Notice how the BBC consistently parrots the Palestinian Arab viewpoints as being factual and without attribution, while the Israeli viewpoints are always attributed to Israel and thus implying that they are biased.

Also notice how the BBC doesn't put quotes around the word "Nakba", because it agrees with its characterization as being a catastrophe.

Palestinians accuse Israel of a kind of "Nakba-denial", absolving itself of liability, but thereby condemning itself to perpetual conflict with its Arab neighbours.

Israel vigorously denies such a characterisation. Zionist historians justify what happened in 1948 by saying the new Jewish state was threatened with annihilation by the invading Arab armies.

But some of Israel's "new", or revisionist, historians argue that its founding prime minister, David Ben-Gurion, exaggerated the Arab threat, in order to implement a covert plan to expel Palestinian civilians and grab as much of the former Palestine as possible.
Again, it is clear who the BBC believes, and again it doesn't consider the idea that non-Zionist historians may believe the Zionist narrative. It is consistently pushing the revisionist historian viewpoint as the truth - and it simply isn't.
Demography - the need to have a large majority of Jews to sustain a Jewish state - has certainly been a key concern for Israel since its foundation.

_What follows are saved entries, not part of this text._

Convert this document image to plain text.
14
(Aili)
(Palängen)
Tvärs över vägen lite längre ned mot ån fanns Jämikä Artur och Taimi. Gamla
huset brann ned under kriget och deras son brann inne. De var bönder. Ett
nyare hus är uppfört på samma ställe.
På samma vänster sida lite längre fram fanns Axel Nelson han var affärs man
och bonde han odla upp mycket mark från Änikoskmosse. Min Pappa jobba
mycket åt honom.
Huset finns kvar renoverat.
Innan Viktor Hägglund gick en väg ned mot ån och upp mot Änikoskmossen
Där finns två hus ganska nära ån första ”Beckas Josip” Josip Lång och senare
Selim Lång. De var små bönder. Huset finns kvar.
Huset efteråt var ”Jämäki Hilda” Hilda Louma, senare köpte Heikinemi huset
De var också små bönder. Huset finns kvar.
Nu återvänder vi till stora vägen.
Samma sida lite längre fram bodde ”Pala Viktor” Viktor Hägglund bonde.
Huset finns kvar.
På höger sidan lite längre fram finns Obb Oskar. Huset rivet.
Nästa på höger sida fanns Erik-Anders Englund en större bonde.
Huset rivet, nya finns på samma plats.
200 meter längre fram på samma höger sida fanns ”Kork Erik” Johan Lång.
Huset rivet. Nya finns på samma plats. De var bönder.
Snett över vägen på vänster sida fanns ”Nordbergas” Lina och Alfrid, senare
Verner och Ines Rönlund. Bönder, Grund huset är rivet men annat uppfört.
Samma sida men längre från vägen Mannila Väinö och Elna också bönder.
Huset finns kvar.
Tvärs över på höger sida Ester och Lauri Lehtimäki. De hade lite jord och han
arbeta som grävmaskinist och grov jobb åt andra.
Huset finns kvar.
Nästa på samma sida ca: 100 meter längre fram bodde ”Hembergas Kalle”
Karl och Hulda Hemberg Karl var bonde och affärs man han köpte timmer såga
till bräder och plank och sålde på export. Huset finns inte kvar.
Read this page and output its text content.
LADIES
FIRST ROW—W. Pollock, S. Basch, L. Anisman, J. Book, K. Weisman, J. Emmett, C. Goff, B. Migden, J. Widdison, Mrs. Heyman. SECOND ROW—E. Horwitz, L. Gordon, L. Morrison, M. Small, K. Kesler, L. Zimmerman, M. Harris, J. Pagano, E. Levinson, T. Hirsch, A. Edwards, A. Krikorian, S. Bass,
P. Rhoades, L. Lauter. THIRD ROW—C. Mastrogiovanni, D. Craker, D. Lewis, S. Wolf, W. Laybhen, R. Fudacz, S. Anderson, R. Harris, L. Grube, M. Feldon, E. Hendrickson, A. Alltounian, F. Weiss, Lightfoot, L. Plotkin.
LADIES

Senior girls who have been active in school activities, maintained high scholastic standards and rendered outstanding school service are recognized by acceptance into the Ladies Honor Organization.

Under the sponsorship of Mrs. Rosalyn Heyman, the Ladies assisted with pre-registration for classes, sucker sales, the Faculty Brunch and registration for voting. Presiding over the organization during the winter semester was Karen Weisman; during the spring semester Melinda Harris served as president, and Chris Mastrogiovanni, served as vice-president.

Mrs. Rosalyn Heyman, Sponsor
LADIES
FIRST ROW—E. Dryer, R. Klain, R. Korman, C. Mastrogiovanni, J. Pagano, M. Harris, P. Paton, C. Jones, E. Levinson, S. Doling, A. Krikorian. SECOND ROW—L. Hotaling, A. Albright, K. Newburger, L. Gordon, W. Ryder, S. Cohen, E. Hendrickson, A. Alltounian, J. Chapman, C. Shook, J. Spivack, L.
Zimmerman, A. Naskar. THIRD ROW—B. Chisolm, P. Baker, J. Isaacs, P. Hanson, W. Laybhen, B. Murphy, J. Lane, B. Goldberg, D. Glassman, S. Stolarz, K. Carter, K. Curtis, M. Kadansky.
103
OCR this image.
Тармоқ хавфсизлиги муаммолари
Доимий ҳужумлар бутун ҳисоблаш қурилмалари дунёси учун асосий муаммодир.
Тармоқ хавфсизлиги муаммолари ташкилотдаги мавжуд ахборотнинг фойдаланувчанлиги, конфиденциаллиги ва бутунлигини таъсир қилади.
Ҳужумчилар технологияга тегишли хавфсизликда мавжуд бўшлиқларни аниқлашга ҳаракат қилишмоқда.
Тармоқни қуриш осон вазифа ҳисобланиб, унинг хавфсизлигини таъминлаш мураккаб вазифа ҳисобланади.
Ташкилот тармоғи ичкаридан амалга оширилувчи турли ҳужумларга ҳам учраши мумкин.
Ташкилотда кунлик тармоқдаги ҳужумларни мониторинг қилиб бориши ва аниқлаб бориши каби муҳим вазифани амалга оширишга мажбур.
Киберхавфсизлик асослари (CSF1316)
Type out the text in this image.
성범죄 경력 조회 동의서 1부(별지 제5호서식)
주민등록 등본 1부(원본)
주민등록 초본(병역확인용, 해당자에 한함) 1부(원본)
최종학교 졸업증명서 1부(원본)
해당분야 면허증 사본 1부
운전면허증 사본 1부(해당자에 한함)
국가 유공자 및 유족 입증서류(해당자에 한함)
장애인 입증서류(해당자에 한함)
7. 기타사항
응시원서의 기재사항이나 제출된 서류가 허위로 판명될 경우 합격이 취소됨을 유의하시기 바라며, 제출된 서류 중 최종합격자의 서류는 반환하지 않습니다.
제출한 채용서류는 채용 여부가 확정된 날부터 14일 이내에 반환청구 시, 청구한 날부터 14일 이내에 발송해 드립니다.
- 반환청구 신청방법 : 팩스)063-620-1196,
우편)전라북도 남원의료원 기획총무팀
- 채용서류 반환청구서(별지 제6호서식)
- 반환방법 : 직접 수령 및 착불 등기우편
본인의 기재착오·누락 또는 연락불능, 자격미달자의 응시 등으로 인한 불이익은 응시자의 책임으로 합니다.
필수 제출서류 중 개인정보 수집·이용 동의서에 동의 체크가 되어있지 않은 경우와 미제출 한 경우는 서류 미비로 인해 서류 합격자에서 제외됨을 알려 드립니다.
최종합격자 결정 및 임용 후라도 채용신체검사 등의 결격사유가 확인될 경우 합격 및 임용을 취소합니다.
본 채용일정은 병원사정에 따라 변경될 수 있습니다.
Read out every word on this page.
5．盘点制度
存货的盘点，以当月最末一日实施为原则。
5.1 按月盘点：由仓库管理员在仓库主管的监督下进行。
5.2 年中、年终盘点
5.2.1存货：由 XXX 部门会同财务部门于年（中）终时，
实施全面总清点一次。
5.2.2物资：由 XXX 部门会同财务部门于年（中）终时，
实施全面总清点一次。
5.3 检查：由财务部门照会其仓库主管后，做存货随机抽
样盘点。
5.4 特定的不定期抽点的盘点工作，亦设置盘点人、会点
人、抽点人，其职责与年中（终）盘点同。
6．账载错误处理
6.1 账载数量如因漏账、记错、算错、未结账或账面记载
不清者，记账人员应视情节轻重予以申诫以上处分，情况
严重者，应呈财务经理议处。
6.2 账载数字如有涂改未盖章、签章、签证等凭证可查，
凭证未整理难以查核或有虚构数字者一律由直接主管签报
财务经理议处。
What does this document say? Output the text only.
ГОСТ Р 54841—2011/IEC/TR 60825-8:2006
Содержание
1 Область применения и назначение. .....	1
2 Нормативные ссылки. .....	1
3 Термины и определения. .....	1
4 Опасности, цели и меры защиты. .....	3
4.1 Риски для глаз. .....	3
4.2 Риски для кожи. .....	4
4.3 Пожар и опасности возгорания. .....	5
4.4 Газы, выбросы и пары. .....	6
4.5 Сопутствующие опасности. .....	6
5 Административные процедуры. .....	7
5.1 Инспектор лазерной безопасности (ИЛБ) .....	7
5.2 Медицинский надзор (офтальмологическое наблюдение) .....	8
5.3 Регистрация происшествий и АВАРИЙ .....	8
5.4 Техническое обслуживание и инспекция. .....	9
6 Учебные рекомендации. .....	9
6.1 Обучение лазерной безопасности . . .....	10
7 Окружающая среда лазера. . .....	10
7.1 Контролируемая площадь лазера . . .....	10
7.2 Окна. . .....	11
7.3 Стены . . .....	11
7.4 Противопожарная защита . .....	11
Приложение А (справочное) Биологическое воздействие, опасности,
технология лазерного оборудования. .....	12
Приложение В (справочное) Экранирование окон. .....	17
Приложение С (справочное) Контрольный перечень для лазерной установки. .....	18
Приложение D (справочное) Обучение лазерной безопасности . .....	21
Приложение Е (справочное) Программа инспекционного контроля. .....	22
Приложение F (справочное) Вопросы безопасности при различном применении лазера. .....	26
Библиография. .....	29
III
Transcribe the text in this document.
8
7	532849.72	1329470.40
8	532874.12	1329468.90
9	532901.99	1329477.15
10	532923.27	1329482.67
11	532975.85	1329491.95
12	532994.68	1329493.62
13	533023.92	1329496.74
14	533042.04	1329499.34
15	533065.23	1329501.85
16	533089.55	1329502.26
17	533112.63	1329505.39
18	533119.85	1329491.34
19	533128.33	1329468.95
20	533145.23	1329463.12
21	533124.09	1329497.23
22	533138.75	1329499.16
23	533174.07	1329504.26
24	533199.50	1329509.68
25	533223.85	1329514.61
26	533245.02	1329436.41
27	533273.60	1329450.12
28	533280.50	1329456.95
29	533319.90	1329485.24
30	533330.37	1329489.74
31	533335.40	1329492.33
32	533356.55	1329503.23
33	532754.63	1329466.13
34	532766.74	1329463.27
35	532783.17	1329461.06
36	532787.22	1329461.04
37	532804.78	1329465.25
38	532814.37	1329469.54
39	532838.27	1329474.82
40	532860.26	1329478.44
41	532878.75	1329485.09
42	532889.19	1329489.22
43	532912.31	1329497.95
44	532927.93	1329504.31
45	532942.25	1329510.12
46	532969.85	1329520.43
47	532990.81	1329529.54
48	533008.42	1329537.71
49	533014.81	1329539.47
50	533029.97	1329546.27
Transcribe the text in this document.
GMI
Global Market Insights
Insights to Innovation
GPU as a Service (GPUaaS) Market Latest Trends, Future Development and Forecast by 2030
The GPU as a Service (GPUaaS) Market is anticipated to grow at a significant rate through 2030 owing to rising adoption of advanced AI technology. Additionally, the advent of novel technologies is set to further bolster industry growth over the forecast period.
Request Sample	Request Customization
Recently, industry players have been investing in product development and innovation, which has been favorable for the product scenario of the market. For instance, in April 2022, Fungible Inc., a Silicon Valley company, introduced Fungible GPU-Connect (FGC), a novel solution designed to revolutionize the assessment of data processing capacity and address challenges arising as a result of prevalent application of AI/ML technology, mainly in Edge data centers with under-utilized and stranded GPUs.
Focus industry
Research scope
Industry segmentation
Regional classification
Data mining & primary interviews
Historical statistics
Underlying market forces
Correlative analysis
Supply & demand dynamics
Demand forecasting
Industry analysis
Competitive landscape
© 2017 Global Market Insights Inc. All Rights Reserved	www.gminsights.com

Under a 1947 UN-sanctioned plan to partition Palestine, Israel would have been established on 55% of the former territory, and without a significant transfer of population the Jews in that territory would have scarcely exceeded the Arab population there.

The 1948 war ended with Israel in control of 78% of the former Palestine, with a Jewish-Arab ratio of 6:1.

The equation brought security for Jewish Israelis, but emptied hundreds of Palestinian villages and towns of 700,000 inhabitants - the kernel of the Palestinian refugee problem today.

With the justification of not wanting to jeopardise its Jewish majority, Israel has kept Palestinian refugees and their descendants out of negotiations on a settlement to the Palestinian-Israeli conflict.

But for most Palestinians, their fate remains an open wound, unless there is a Middle East peace deal that acknowledges what happened to the refugees.
To its credit, the BBC does not seem to refer to current PalArabs as "refugees" but it still assumes that somehow, uniquely in the world, descendants of a single refugee population has the right to move back to the country of its ancestors no matter how long after they leave. The concept that they should be absorbed by their host countries, as refugees have been for millennia, is not on the BBC radar because they wholly swallow the lie that Palestinian Arabs deserve to move to a country that the vast majority have never lived in.

They similarly absolve the Arab nations from their role in keeping the PalArabs in their miserable state and using them as pawns in their own fight against Israel. That story is simply ignored, as is the discrimination that Palestinian Arabs suffer in most Arab countries.

This is not an unbiased history - this is a clear advocation of the Arab viewpoint and it is wrong more often than it is right.